Nel 1994 il leader della Lega mollò d’improvviso Silvio Berlusconi mettendo fine al primo governo del centrodestra. Romano Prodi fu invece impallinato da Rifondazione Comunista a causa delle 35 ore
Umberto Bossi ai tempi della Lega «secessionista». ©ANSA
Dario Campione
12.01.2021 23:01

In Italia, la storia della seconda Repubblica è costellata di “tradimenti” e colpi bassi: più o meno annunciati, più o meno clamorosi. Una storia quasi sempre ancorata ai nomi dei protagonisti, i quali dopo aver conquistato i loro 15 minuti di celebrità sono regolarmente scomparsi di scena.

Come non ricordare, ad esempio, l’exploit di Franco Turigliatto, senatore eletto con Rifondazione Comunista e affossatore del secondo governo Prodi, cui negò la fiducia il 24 gennaio 2008. O i cambi di casacca dei dipietristi Antonio Razzi e Mimmo Scilipoti, sbarcati armi e bagagli nella galassia berlusconiana con l’etichetta di «responsabili» e diventati, con il tempo, bersaglio preferito soprattutto della satira politica.

In principio, in realtà, ci fu Umberto Bossi. Che alla fine del 1994, sotto l’albero di Natale, fece trovare a Silvio Berlusconi il più classico dei bocconi avvelenati, interrompendo in modo traumatico la prima esperienza di governo del cavaliere.

I cambi di casacca di Antonio Razzi e Mimmo Scilipoti sono diventati bersaglio della satira politica

Di quella vicenda rimangono alcuni passaggi celebri: il senatùr che passeggia in canottiera nei giardini di Villa Certosa, quasi un fotogramma di un film di Lina Wertmüller sull’orgoglio della classe operaia. E la frase di Gianfranco Fini, allora leader di Alleanza Nazionale, che ai giornalisti assiepati nella bouvette di Montecitorio ripetè serio: «Con Bossi non intendo prendere più nemmeno un caffè. Un’alleanza tra il Polo della Libertà e la Lega è impensabile e impossibile. Bossi è inaffidabile e un ignorante dal punto di vista storico, come sta a dimostrare la sua battaglia per la Repubblica del Nord». Lo stesso Bossi con il quale, non molto tempo dopo, sarebbe tornato al governo del Paese.

Tra i guastatori in servizio permanente effettivo sui banchi di Montecitorio o di Palazzo Madama vanno poi annoverati, tra gli altri, Clemente Mastella, Marco Follini, Angelino Alfano: eredi orgogliosi della tradizione democristiana.

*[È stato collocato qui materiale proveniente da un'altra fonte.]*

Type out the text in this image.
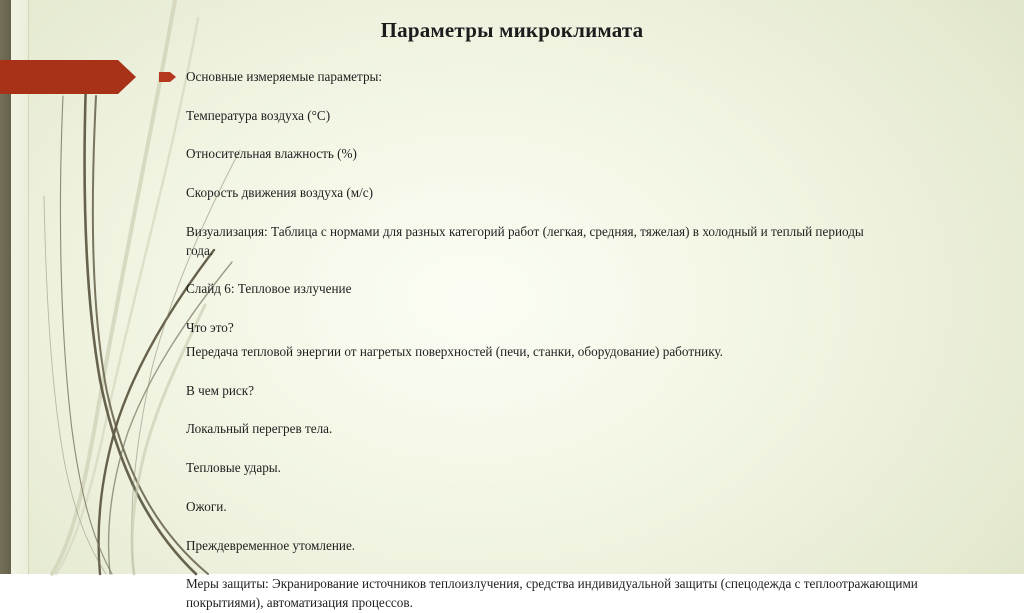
Параметры микроклимата

Основные измеряемые параметры:

Температура воздуха (°C)

Относительная влажность (%)

Скорость движения воздуха (м/с)

Визуализация: Таблица с нормами для разных категорий работ (легкая, средняя, тяжелая) в холодный и теплый периоды года.

Слайд 6: Тепловое излучение

Что это?

Передача тепловой энергии от нагретых поверхностей (печи, станки, оборудование) работнику.

В чем риск?

Локальный перегрев тела.

Тепловые удары.

Ожоги.

Преждевременное утомление.

Меры защиты: Экранирование источников теплоизлучения, средства индивидуальной защиты (спецодежда с теплоотражающими покрытиями), автоматизация процессов.
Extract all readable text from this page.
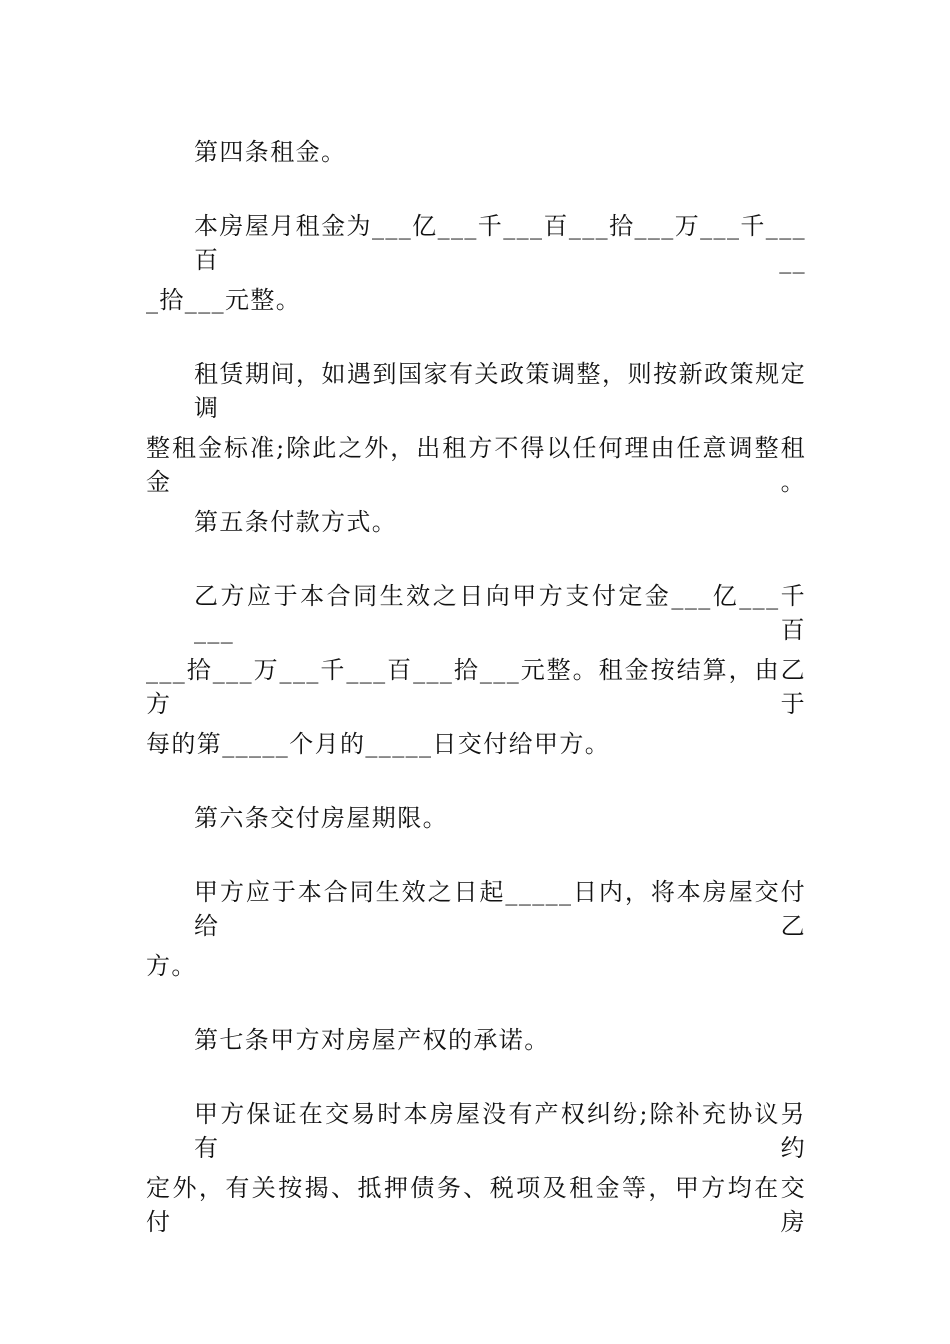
第四条租金。
本房屋月租金为___亿___千___百___拾___万___千___百__
_拾___元整。
租赁期间，如遇到国家有关政策调整，则按新政策规定调
整租金标准;除此之外，出租方不得以任何理由任意调整租金。
第五条付款方式。
乙方应于本合同生效之日向甲方支付定金___亿___千___百
___拾___万___千___百___拾___元整。租金按结算，由乙方于
每的第_____个月的_____日交付给甲方。
第六条交付房屋期限。
甲方应于本合同生效之日起_____日内，将本房屋交付给乙
方。
第七条甲方对房屋产权的承诺。
甲方保证在交易时本房屋没有产权纠纷;除补充协议另有约
定外，有关按揭、抵押债务、税项及租金等，甲方均在交付房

Tuttavia, lo scettro del più tenace dei picconatori rimane saldamente nelle mani di Fausto Bertinotti, il quale da segretario di Rifondazione Comunista pur di abbattere il primo governo Prodi, nell’ottobre del 1998, accettò di pagare il prezzo di una scissione. L’ennesima della sinistra italiana.

Bertinotti disse no alla missione militare in Albania, poi aprì il fronte delle 35 ore. Un gigantesco psicodramma sfociato nella nascita di un governo D’Alema che, per reggersi in piedi, fu costretto a cercare i voti tra i cossuttiani e gli «straccioni di Valmy» di Francesco Cossiga.

Sulla Repubblica, Gennaro Migliore - oggi deputato renziano e all’epoca nella direzione nazionale di Rifondazione - ha negato possibili analogie con la situazione attuale. «Ne vedo una sola - ha detto -. Noi rompemmo perché Prodi non ci diede le garanzie richieste. In quel caso sulle 35 ore». Oggi, forse, il punto di frattura è il Mes. «Ma ogni crisi - ammette alla fine Migliore - fa storia a sé».